Her hand moved in the side folds of her skirt, started to come up. Then she raised her head.
“Maybe you better—”
“Oh, he’s going to go exploring.” Contempt?
“Why do you want to find…George?”
She blinked. A word lost itself in breath. “I…I have to. I want to!” Her hands tried to raise, each one, in turn, holding the other down. “Do you know him?”
“I’ve seen him.”
For all her light-eyed ash-blondness, her expression was incredibly intense. “You just…live out there?”
“Yeah.” He examined her face. “So far I haven’t needed a…” Intense, but it told him little. “…I haven’t been here anywhere near as long as you have.” He forced his shoulders down; they’d hunched to fend something he had not even consciously acknowledged an attack. “I hope you find him.” It wasn’t an attack; it was just that intensity. “But you’ve got a lot of competition.”
“What…?” Her reaction to his realizing it was to suddenly lose all of it. “What do you want?” She sounded exhausted, looked as if she would repeat it with no voice at all. “Why…did you come here?”
“To clean up…I don’t know why. To play, maybe. Why don’t you let me clean up? You better go back downstairs.” He picked up another paper and folded it, growling and flapping, to manageable size.
“Oh…” And suddenly she seemed just a very young girl again. “You’re just…” She shrugged; and left.
He finished the paper, put the revealed junk in the kitchen, up-righted more furniture, and thought about this family.

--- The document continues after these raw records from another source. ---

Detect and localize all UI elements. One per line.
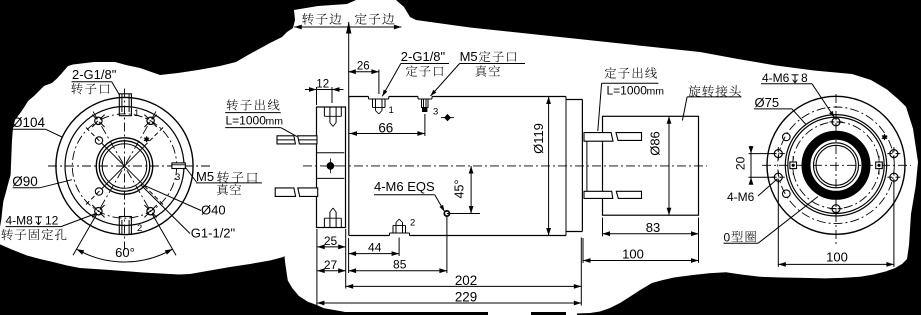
svg-text:M5: M5: [460, 49, 478, 64]
right view M6 hole top: [832, 118, 840, 126]
left view bolt-hole axis centerline upper-right to lower-left: [93, 111, 156, 220]
svg-text:Ø75: Ø75: [755, 95, 780, 110]
right view bore circle inner: [816, 145, 856, 185]
right view M6 hole right lower: [890, 173, 898, 181]
svg-text:4-M8: 4-M8: [6, 214, 34, 228]
left view bore circle middle: [99, 141, 149, 191]
label rotor fixing holes text: [1, 229, 13, 241]
svg-text:2-G1/8": 2-G1/8": [72, 67, 117, 82]
label rotor cable exit: [227, 99, 238, 110]
left view bolt-hole axis centerline upper-left to lower-right: [93, 111, 156, 220]
rotary joint neck line: [586, 141, 588, 191]
left view bolt hole 4-M8 upper-left: [95, 117, 102, 124]
svg-text:83: 83: [646, 220, 660, 235]
svg-text:202: 202: [455, 273, 477, 288]
svg-text:2: 2: [137, 223, 142, 234]
rotor flange center dot: [327, 163, 334, 170]
svg-text:8: 8: [801, 71, 808, 85]
stator port 3 M5: [421, 99, 423, 108]
left view 60 degree radial line right: [153, 215, 177, 256]
right view M6 hole bottom: [832, 205, 840, 213]
right view key square left: [790, 162, 797, 169]
right view O-ring black band: [806, 135, 866, 195]
svg-text:3: 3: [175, 172, 180, 183]
left view outer circle Ø104 flange: [56, 97, 193, 234]
svg-text:1: 1: [389, 105, 394, 116]
middle view horizontal centerline: [303, 165, 707, 167]
svg-text:L=1000: L=1000: [226, 113, 267, 127]
svg-text:26: 26: [357, 60, 370, 72]
svg-text:Ø119: Ø119: [531, 123, 546, 154]
svg-text:4-M6: 4-M6: [762, 71, 790, 85]
black background right region: [396, 0, 921, 315]
svg-text:25: 25: [324, 234, 338, 248]
4-M6 EQS hole point: [444, 211, 449, 216]
svg-text:85: 85: [393, 258, 407, 272]
left view 60 degree dimension arc: [77, 249, 173, 262]
left view bore circle inner Ø40: [102, 144, 147, 189]
stator body end face line: [565, 97, 567, 236]
leader M5 rotor port to tab 3: [186, 168, 197, 183]
svg-text:44: 44: [368, 241, 382, 255]
rotor cable bundle top: [277, 136, 295, 144]
right view boss circle outer: [785, 115, 886, 216]
right view M6 hole right upper: [890, 150, 898, 158]
left view bolt hole 4-M8 upper-right: [147, 117, 154, 124]
left view dashed diagonal thread lines: [144, 186, 165, 207]
right view bore circle outer: [814, 143, 859, 188]
left view small hole upper-left: [95, 137, 102, 144]
left view small star mark upper-right: [144, 138, 149, 141]
stator body top edge with port recesses: [349, 96, 369, 98]
stator body bottom edge with port recess: [349, 235, 390, 237]
left view top port tab G1/8 no.1: [119, 94, 131, 116]
rotor flange divider lower: [317, 177, 345, 179]
leader 2-G1/8 to top tab: [112, 82, 120, 95]
right view M6 hole left upper: [774, 150, 782, 158]
right view outer hole circle dash-dot: [778, 107, 895, 224]
label stator cable exit: [605, 67, 616, 78]
svg-text:100: 100: [826, 250, 848, 265]
left view 60 degree radial line left: [73, 215, 97, 256]
black background bottom-left region: [0, 244, 488, 315]
svg-text:2: 2: [410, 218, 415, 229]
left view vertical centerline: [124, 89, 126, 251]
stator body end cap: [566, 99, 582, 101]
svg-text:0: 0: [724, 231, 731, 245]
right view boss circle inner: [788, 117, 884, 213]
left view small hole lower-left: [95, 188, 102, 195]
leader stator cable: [598, 83, 602, 131]
svg-text:20: 20: [734, 156, 748, 170]
svg-text:12: 12: [316, 78, 329, 90]
svg-text:100: 100: [622, 246, 644, 261]
rotor flange divider upper: [317, 152, 345, 154]
svg-text:229: 229: [455, 289, 477, 304]
svg-text:mm: mm: [647, 85, 665, 97]
left view right port tab M5 no.3: [172, 163, 185, 169]
svg-text:4-M6 EQS: 4-M6 EQS: [374, 179, 435, 194]
svg-text:4-M6: 4-M6: [727, 190, 755, 204]
right view plain hole upper-left: [783, 133, 791, 141]
svg-text:3: 3: [433, 107, 438, 118]
svg-text:Ø40: Ø40: [201, 203, 226, 218]
right view key square right: [876, 162, 883, 169]
right view M6 hole left lower: [774, 173, 782, 181]
right view Ø75 bolt circle dash-dot: [793, 122, 880, 209]
left view bottom port tab G1/8 no.2: [119, 217, 131, 235]
left view bolt circle (dash-dot): [72, 114, 176, 218]
stator cable bottom pieces: [584, 191, 613, 198]
right view horizontal centerline: [762, 164, 911, 166]
svg-text:G1-1/2": G1-1/2": [191, 226, 236, 241]
stator cable top pieces: [584, 133, 613, 142]
dimension rotor side / stator side: [302, 13, 314, 25]
svg-text:12: 12: [45, 214, 59, 228]
rotor cable bundle bottom: [275, 188, 295, 197]
leader rotor cable to bundle: [281, 128, 297, 137]
right view outer circle: [767, 96, 905, 234]
right view plain hole lower-left: [783, 190, 791, 198]
leader 4-M6 depth to top hole: [812, 84, 835, 118]
left view bolt hole 4-M8 lower-right: [147, 208, 154, 215]
svg-text:Ø90: Ø90: [12, 174, 38, 189]
rotor flange bottom tapped port: [323, 218, 325, 227]
svg-text:Ø86: Ø86: [648, 131, 663, 156]
left view bolt hole 4-M8 lower-left: [95, 208, 102, 215]
black background top-left region: [0, 0, 356, 227]
left view Ø90 boss circle: [65, 107, 184, 226]
label rotary joint: [688, 85, 700, 97]
stator body left edge: [348, 97, 350, 236]
svg-text:60°: 60°: [115, 245, 135, 260]
svg-text:2-G1/8": 2-G1/8": [401, 49, 446, 64]
svg-text:L=1000: L=1000: [607, 83, 648, 97]
right view star mark upper-right: [882, 136, 887, 139]
black background bottom strip: [531, 312, 566, 315]
svg-text:M5: M5: [196, 169, 214, 184]
left view bore circle outer G1-1/2 thread: [96, 138, 152, 194]
svg-text:mm: mm: [266, 115, 284, 127]
svg-text:Ø104: Ø104: [12, 115, 46, 130]
rotor flange plate outline: [317, 107, 346, 228]
rotary joint block outline: [603, 116, 699, 215]
stator port 2 G1/8 bottom: [392, 226, 394, 234]
stator port 1 G1/8: [372, 99, 374, 108]
rotor flange top tapped port: [323, 107, 325, 116]
svg-text:1: 1: [134, 108, 139, 119]
right view vertical centerline: [835, 94, 837, 244]
left view horizontal centerline: [48, 165, 211, 167]
position mark diamond near port 3: [444, 114, 451, 121]
left view diagonal lines solid inside bore: [125, 166, 144, 185]
svg-text:27: 27: [324, 258, 338, 272]
svg-text:45°: 45°: [453, 180, 467, 199]
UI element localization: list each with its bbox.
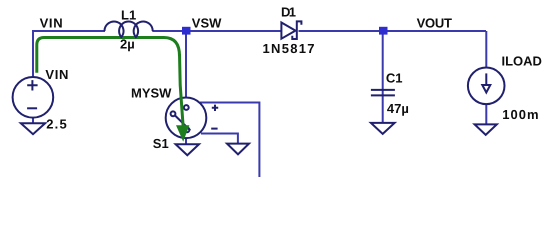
svg-text:47µ: 47µ: [387, 101, 409, 116]
svg-text:VIN: VIN: [40, 16, 63, 31]
wire VOUT through C1 to ground: [382, 31, 384, 123]
VIN minus sign: [27, 107, 37, 109]
svg-text:L1: L1: [121, 7, 136, 22]
ground at C1: [371, 123, 395, 134]
green highlighted current path VIN->L1 (under inductor): [37, 38, 180, 73]
ground at switch - pin: [227, 144, 249, 155]
node VSW junction square: [182, 27, 191, 35]
svg-text:2.5: 2.5: [46, 117, 66, 132]
green current path down into switch (over switch): [180, 54, 184, 126]
green arrowhead into switch: [176, 125, 189, 141]
svg-text:VOUT: VOUT: [417, 16, 452, 31]
inductor L1 coil: [105, 22, 153, 38]
switch lever: [175, 115, 190, 130]
wire switch bottom to ground: [185, 138, 187, 144]
wire switch - pin to ground: [201, 134, 238, 144]
svg-text:100m: 100m: [502, 107, 538, 122]
VIN plus sign: [27, 80, 37, 90]
voltage source VIN circle: [13, 77, 54, 118]
node VOUT junction square: [379, 27, 388, 35]
svg-text:VIN: VIN: [45, 67, 68, 82]
wire VSW to switch: [185, 31, 187, 98]
svg-text:ILOAD: ILOAD: [502, 53, 542, 68]
switch top terminal dot: [184, 105, 189, 110]
svg-text:VSW: VSW: [192, 15, 222, 30]
wire VIN to ground: [32, 117, 34, 123]
wire top rail left (VIN corner to L1): [33, 31, 105, 77]
switch - control glyph: [211, 128, 217, 130]
ground below switch: [176, 144, 199, 155]
svg-text:C1: C1: [386, 70, 403, 85]
svg-text:D1: D1: [281, 4, 296, 19]
wire: [33, 31, 486, 178]
wire corner down to ILOAD: [485, 31, 487, 68]
svg-text:1N5817: 1N5817: [263, 41, 315, 56]
wire L1 to diode through VSW: [152, 30, 281, 32]
wire ILOAD to ground: [485, 104, 487, 125]
diode D1 triangle: [281, 23, 295, 39]
switch bottom terminal dot: [185, 127, 190, 132]
switch S1 body circle: [166, 98, 207, 139]
current source ILOAD circle: [468, 68, 505, 105]
switch + control glyph: [212, 105, 218, 111]
ILOAD arrowhead: [482, 85, 490, 93]
svg-text:S1: S1: [153, 136, 169, 151]
wire diode to ILOAD corner through VOUT: [299, 30, 487, 32]
capacitor C1 plates: [371, 90, 395, 96]
diode D1 schottky cathode bar: [292, 21, 301, 39]
wire switch + pin to bottom edge: [200, 103, 259, 179]
ILOAD arrow shaft: [485, 73, 487, 85]
svg-text:2µ: 2µ: [120, 37, 135, 52]
switch lever end dot: [171, 111, 176, 116]
svg-text:MYSW: MYSW: [131, 86, 172, 101]
ground at VIN: [21, 123, 45, 134]
ground at ILOAD: [475, 124, 497, 134]
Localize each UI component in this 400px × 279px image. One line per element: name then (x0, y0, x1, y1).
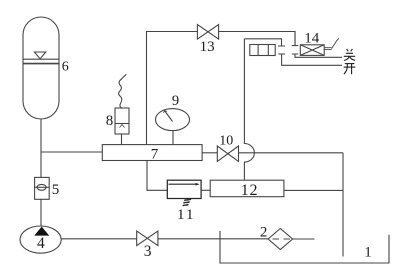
pump 4 (20, 226, 61, 253)
throttle 11 (167, 180, 201, 198)
pressure gauge 9 (156, 109, 190, 131)
valve 14 bottom-right port to 关 line (292, 54, 342, 57)
svg-text:3: 3 (144, 243, 152, 260)
valve 14 top-left port (244, 39, 285, 46)
wire valve 3 to strainer 2 (158, 238, 268, 240)
label 关 (close) (344, 49, 355, 61)
accumulator 6 (23, 17, 59, 119)
wire 12 to tank pipe (284, 189, 343, 191)
wire pilot line down with hop over valve-10 line (244, 39, 254, 180)
svg-text:10: 10 (219, 134, 233, 149)
wire valve 13 right to valve 14 (219, 32, 295, 46)
valve 14 lever (324, 39, 339, 50)
svg-text:6: 6 (62, 60, 69, 75)
svg-text:9: 9 (172, 93, 179, 109)
wire strainer into tank (293, 238, 315, 240)
svg-text:7: 7 (151, 147, 159, 163)
wire pump to valve 3 (61, 238, 137, 240)
wire block 7 to valve 10 (202, 152, 217, 154)
valve 3 (137, 231, 158, 246)
svg-text:4: 4 (37, 235, 45, 252)
svg-text:8: 8 (106, 113, 114, 129)
valve 14 pilot boxes (250, 45, 275, 56)
leader squiggle for 11 (183, 199, 191, 206)
component 12 (210, 180, 284, 197)
svg-text:11: 11 (177, 207, 195, 223)
tank return pipe (342, 153, 344, 257)
strainer 2 (268, 229, 293, 250)
valve 13 (197, 25, 218, 40)
manifold block 7 (102, 145, 202, 161)
valve 14 closed position box (300, 45, 324, 56)
wire 5 to pump (40, 199, 42, 226)
svg-text:1: 1 (364, 245, 372, 261)
svg-text:14: 14 (304, 31, 320, 47)
wire 11 to 12 (201, 189, 210, 191)
wire block bottom to throttle 11 (147, 161, 167, 191)
wire 8 to block (121, 134, 123, 145)
wire branch to block 7 (41, 151, 102, 153)
tank 1 (220, 231, 389, 263)
svg-text:12: 12 (241, 182, 259, 199)
valve 10 (217, 146, 238, 161)
check valve 5 (35, 177, 50, 199)
valve 14 top-right port (292, 32, 298, 46)
svg-text:5: 5 (52, 182, 60, 198)
wire valve 10 to tank pipe (239, 152, 344, 154)
svg-text:13: 13 (200, 39, 215, 55)
wire valve 13 left leg down to block (147, 32, 198, 145)
label 开 (open) (344, 64, 356, 75)
relief valve 8 (115, 74, 129, 134)
valve 14 bottom-left port to 开 line (278, 54, 342, 65)
wire 9 to block (172, 131, 174, 145)
svg-text:2: 2 (260, 224, 268, 240)
wire accumulator stem (40, 119, 42, 177)
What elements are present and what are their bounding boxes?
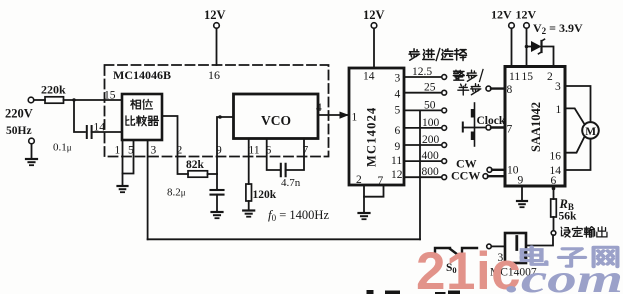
svg-text:11: 11	[509, 71, 520, 83]
svg-text:25: 25	[424, 82, 436, 94]
svg-text:f0 = 1400Hz: f0 = 1400Hz	[268, 207, 329, 223]
node clock input	[486, 125, 491, 130]
wire feedback riser to 800 line	[419, 177, 421, 239]
node full/half step input	[486, 86, 491, 91]
svg-text:50: 50	[424, 99, 436, 111]
svg-text:12V: 12V	[491, 8, 512, 22]
svg-text:3: 3	[395, 73, 401, 85]
zener diode V2 3.9V	[525, 45, 529, 49]
wire pin3 to motor	[565, 86, 591, 122]
watermark dianziwang	[522, 247, 618, 267]
svg-text:CCW: CCW	[451, 169, 480, 183]
svg-text:220V: 220V	[5, 107, 33, 121]
ground under pin 9	[521, 186, 523, 201]
wire output 25	[404, 92, 442, 94]
svg-text:3: 3	[555, 81, 561, 93]
ground	[212, 211, 223, 213]
switch S0	[435, 248, 450, 253]
svg-text:.com: .com	[506, 256, 623, 294]
svg-text:50Hz: 50Hz	[6, 125, 32, 137]
svg-text:Clock: Clock	[477, 115, 506, 127]
svg-text:9: 9	[395, 141, 401, 153]
wire output 800	[404, 176, 442, 178]
svg-text:16: 16	[550, 151, 562, 163]
node set output	[551, 231, 556, 236]
label bujin/xuanze	[409, 49, 466, 61]
svg-text:1: 1	[352, 112, 358, 124]
node AC neutral terminal	[29, 138, 35, 144]
svg-text:9: 9	[216, 145, 222, 157]
svg-text:14: 14	[363, 71, 375, 83]
svg-text:56k: 56k	[559, 211, 578, 223]
svg-text:1: 1	[115, 145, 121, 157]
svg-text:SAA1042: SAA1042	[529, 102, 543, 152]
wire	[64, 99, 123, 101]
wire output 200	[404, 144, 442, 146]
svg-text:9: 9	[518, 175, 524, 187]
svg-text:MC14046B: MC14046B	[113, 68, 171, 82]
resistor RB 56k	[553, 186, 555, 199]
svg-text:200: 200	[422, 134, 440, 146]
svg-text:11: 11	[249, 145, 260, 157]
inverter U4 MC14007	[505, 233, 526, 263]
svg-text:12V: 12V	[204, 8, 226, 22]
svg-text:12.5: 12.5	[412, 66, 432, 78]
wire feedback vertical from pin3	[147, 140, 149, 239]
capacitor 8.2u	[216, 174, 218, 190]
caption fragments bottom	[367, 290, 461, 294]
svg-text:800: 800	[422, 166, 440, 178]
svg-text:M: M	[585, 126, 596, 138]
svg-text:11: 11	[391, 155, 402, 167]
label zhengbu/banbu	[453, 70, 481, 95]
wire	[208, 173, 218, 175]
phase comparator block (xiangwei bijiaoqi)	[122, 94, 162, 140]
node junction	[72, 98, 75, 101]
wire output 50	[404, 109, 442, 111]
svg-text:5: 5	[395, 105, 401, 117]
wire feedback bottom horizontal	[148, 238, 420, 240]
wire set output down to inverter	[526, 235, 553, 245]
wire pin1 to motor	[565, 108, 585, 124]
wire	[216, 28, 218, 65]
motor M	[582, 122, 599, 139]
wire	[74, 100, 85, 132]
wire output 100	[404, 127, 442, 129]
svg-text:0.1μ: 0.1μ	[53, 142, 72, 154]
wire selector ladder	[419, 110, 421, 177]
svg-text:12V: 12V	[363, 8, 385, 22]
svg-text:8: 8	[507, 84, 513, 96]
svg-text:15: 15	[522, 71, 534, 83]
svg-text:4: 4	[316, 102, 322, 114]
svg-text:V2 = 3.9V: V2 = 3.9V	[533, 21, 583, 36]
svg-text:3: 3	[151, 145, 157, 157]
ground	[122, 174, 124, 187]
wire pin16 to motor	[565, 136, 585, 152]
svg-text:2: 2	[356, 174, 362, 186]
svg-text:16: 16	[208, 68, 220, 82]
wire VCO input pin9	[217, 117, 234, 174]
svg-text:2: 2	[177, 145, 183, 157]
svg-text:12V: 12V	[516, 8, 537, 22]
svg-text:1: 1	[556, 104, 562, 116]
node AC input terminal	[28, 97, 34, 103]
counter U2 MC14024	[349, 68, 404, 185]
wire output 400	[404, 160, 442, 162]
svg-text:7: 7	[507, 124, 513, 136]
svg-text:100: 100	[422, 117, 440, 129]
capacitor 4.7n	[280, 164, 282, 176]
svg-text:8.2μ: 8.2μ	[167, 187, 186, 199]
svg-text:4: 4	[395, 89, 401, 101]
VCO block	[234, 94, 319, 139]
resistor 82k	[188, 171, 208, 177]
driver U3 SAA1042	[505, 67, 565, 187]
svg-text:15: 15	[104, 90, 116, 102]
wire phase comp output pin2	[162, 116, 188, 174]
wire output 12.5	[404, 76, 442, 78]
svg-text:400: 400	[422, 150, 440, 162]
svg-text:2: 2	[547, 71, 553, 83]
capacitor 0.1u	[86, 126, 88, 138]
svg-text:14: 14	[94, 122, 106, 134]
ground	[31, 144, 33, 159]
svg-text:6: 6	[395, 125, 401, 137]
svg-text:82k: 82k	[186, 159, 205, 171]
node inverter input	[487, 244, 492, 249]
clock waveform symbol	[474, 103, 476, 146]
wire pin14 to motor	[565, 139, 591, 170]
svg-text:VCO: VCO	[261, 113, 291, 128]
wire VCO out to MC14024 pin1	[318, 114, 349, 116]
svg-text:MC14024: MC14024	[365, 107, 379, 167]
wire	[34, 99, 45, 101]
svg-text:220k: 220k	[41, 83, 66, 97]
op-amp U1 MC14046B dashed outline	[105, 65, 329, 157]
svg-text:4.7n: 4.7n	[281, 177, 301, 189]
svg-text:12: 12	[391, 169, 403, 181]
resistor 220k	[45, 97, 64, 103]
svg-text:120k: 120k	[253, 189, 277, 201]
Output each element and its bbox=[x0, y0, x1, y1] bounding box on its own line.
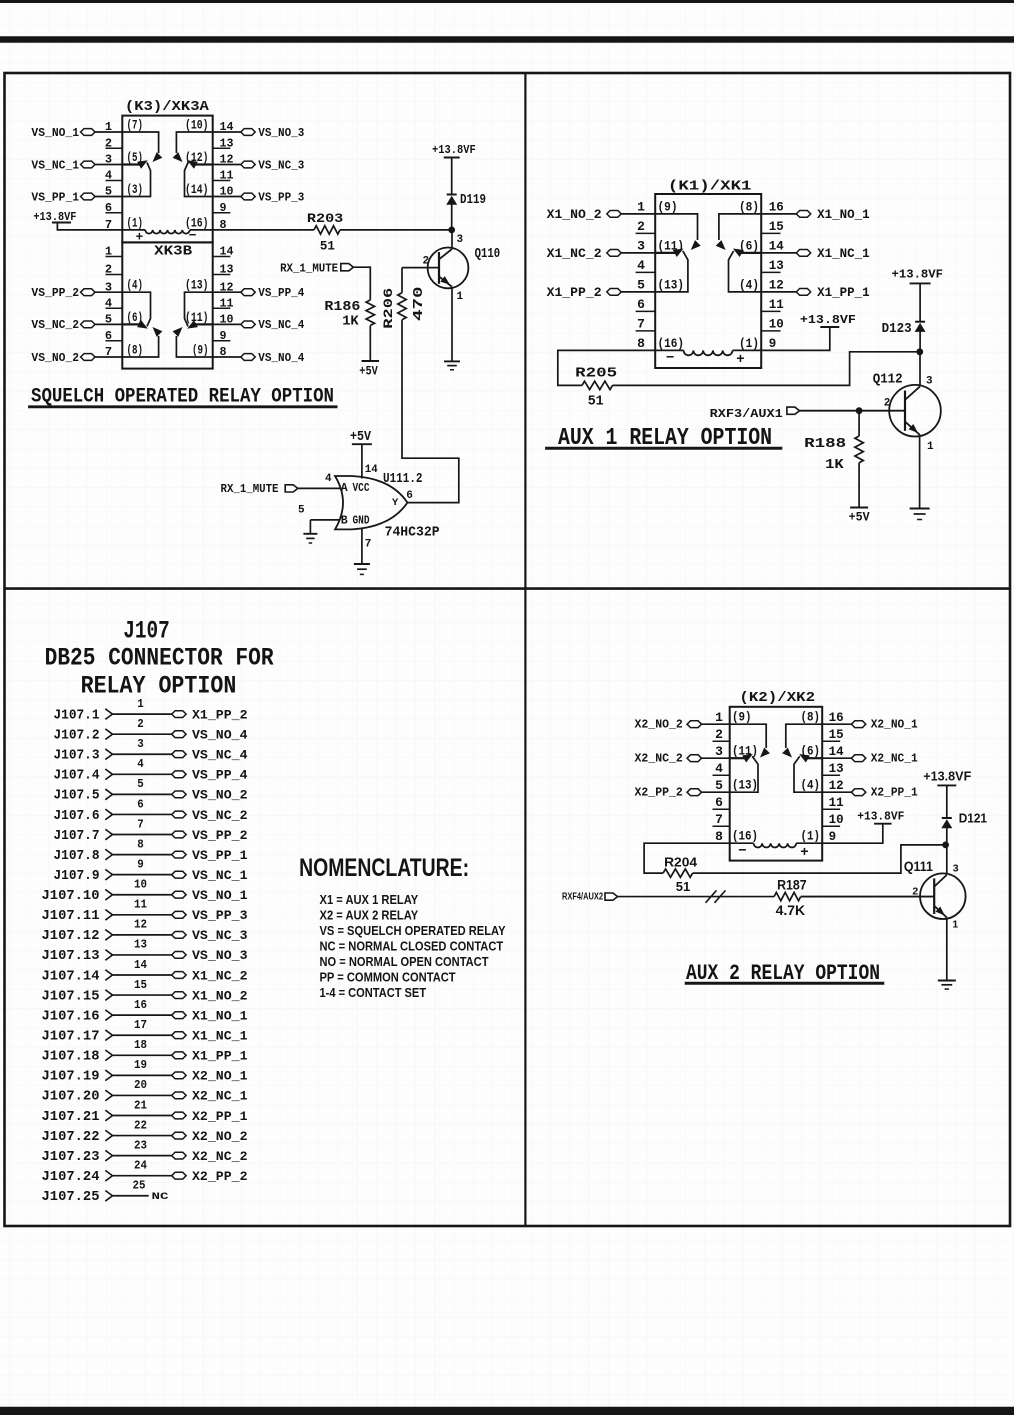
svg-text:NC = NORMAL CLOSED CONTACT: NC = NORMAL CLOSED CONTACT bbox=[320, 939, 504, 954]
svg-text:J107.3: J107.3 bbox=[54, 749, 100, 764]
wire K1 coil to R205 bbox=[558, 350, 655, 385]
svg-text:X1_NC_2: X1_NC_2 bbox=[192, 968, 248, 983]
svg-text:7: 7 bbox=[137, 817, 144, 831]
svg-text:X1_NO_1: X1_NO_1 bbox=[817, 208, 870, 222]
svg-text:−: − bbox=[738, 844, 746, 860]
terminal VS_PP_4 bbox=[213, 286, 305, 300]
svg-text:J107.25: J107.25 bbox=[42, 1190, 100, 1205]
svg-text:DB25 CONNECTOR FOR: DB25 CONNECTOR FOR bbox=[45, 644, 274, 673]
svg-text:X1_PP_1: X1_PP_1 bbox=[817, 286, 870, 300]
svg-text:13: 13 bbox=[829, 761, 844, 776]
terminal VS_NC_2 bbox=[31, 318, 122, 332]
resistor R204 bbox=[663, 854, 698, 894]
svg-text:15: 15 bbox=[134, 978, 147, 992]
svg-text:X2_PP_1: X2_PP_1 bbox=[871, 785, 918, 799]
svg-text:X2_NC_2: X2_NC_2 bbox=[635, 751, 683, 765]
connector pin J107.3 bbox=[54, 737, 248, 764]
svg-text:2: 2 bbox=[637, 219, 645, 234]
svg-text:A: A bbox=[341, 482, 348, 495]
svg-text:5: 5 bbox=[298, 505, 305, 517]
svg-text:1K: 1K bbox=[825, 457, 844, 473]
wire R205 to Q112 collector node bbox=[613, 352, 920, 386]
diode D123 bbox=[882, 322, 926, 352]
svg-text:(3): (3) bbox=[127, 183, 144, 197]
svg-text:+: + bbox=[800, 845, 808, 861]
svg-text:RX_1_MUTE: RX_1_MUTE bbox=[280, 262, 338, 276]
svg-text:VS_NO_4: VS_NO_4 bbox=[258, 351, 304, 365]
svg-text:5: 5 bbox=[137, 777, 144, 791]
connector pin J107.19 bbox=[42, 1058, 248, 1085]
svg-text:VS_NC_4: VS_NC_4 bbox=[258, 318, 304, 332]
svg-text:J107.2: J107.2 bbox=[54, 728, 100, 743]
svg-text:12: 12 bbox=[829, 778, 844, 793]
svg-text:13: 13 bbox=[134, 938, 147, 952]
svg-text:(4): (4) bbox=[739, 277, 759, 292]
power +13.8VF (K1 coil) bbox=[761, 313, 856, 351]
wire Q110 base to R206 bbox=[402, 267, 439, 269]
resistor R187 bbox=[774, 877, 807, 918]
connector pin J107.1 bbox=[54, 697, 248, 724]
svg-text:X1_PP_1: X1_PP_1 bbox=[192, 1049, 248, 1064]
terminal VS_NC_3 bbox=[213, 158, 305, 172]
terminal VS_NO_4 bbox=[213, 351, 305, 365]
svg-text:X1_NO_2: X1_NO_2 bbox=[192, 988, 248, 1003]
connector pin J107.4 bbox=[54, 757, 248, 784]
svg-text:(14): (14) bbox=[185, 183, 209, 197]
net RXF3/AUX1 bbox=[710, 407, 905, 421]
XK3B right pin ladder bbox=[213, 245, 234, 360]
svg-text:U111.2: U111.2 bbox=[383, 472, 423, 487]
svg-text:X1_NO_1: X1_NO_1 bbox=[192, 1008, 248, 1023]
svg-text:4: 4 bbox=[325, 473, 332, 485]
svg-text:+13.8VF: +13.8VF bbox=[432, 143, 476, 157]
svg-text:J107.14: J107.14 bbox=[42, 969, 100, 984]
svg-text:(13): (13) bbox=[732, 779, 758, 793]
svg-text:21: 21 bbox=[134, 1098, 147, 1112]
svg-text:R203: R203 bbox=[307, 211, 344, 226]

They filled his mind while he finally shouldered into the packed room; he reached innumerable decisions about them which he lost to scraping chair legs, collapsing bridge tables, drawers that would not fit in their chiffoniers. One thought, however, remained surfaced for the time it took to move five pieces into the swept front room: Trying to stay sane under that sort of madness drives us nuts. He contemplated writing it in his notebook. But none of the words (and he had taken out his pen) weighed enough to pull his hand to the paper. The thought vanished in the gritting hinges of the writing board to a rolltop desk. Who had stuffed all this junk in here? (Drive? Pressure? Effort?…but was exerting too much of it maneuvering a daybed, on its end, around a bureau.) With slick underarms and gritty neck, he toiled, contemplating hours and wages. But it was difficult to judge slipping time while shuffling and arranging so much hollow dialogue.
When he went out on the balcony, the sky was the color of dark stone. His nasal cavity stung. He thought he saw movement down in the grounds. But when he took the rail, to look over, it was only smoke. And his forearms were sore. He went inside. He ate the rest of the sandwich. He drank the Coke, now flat as well as warm.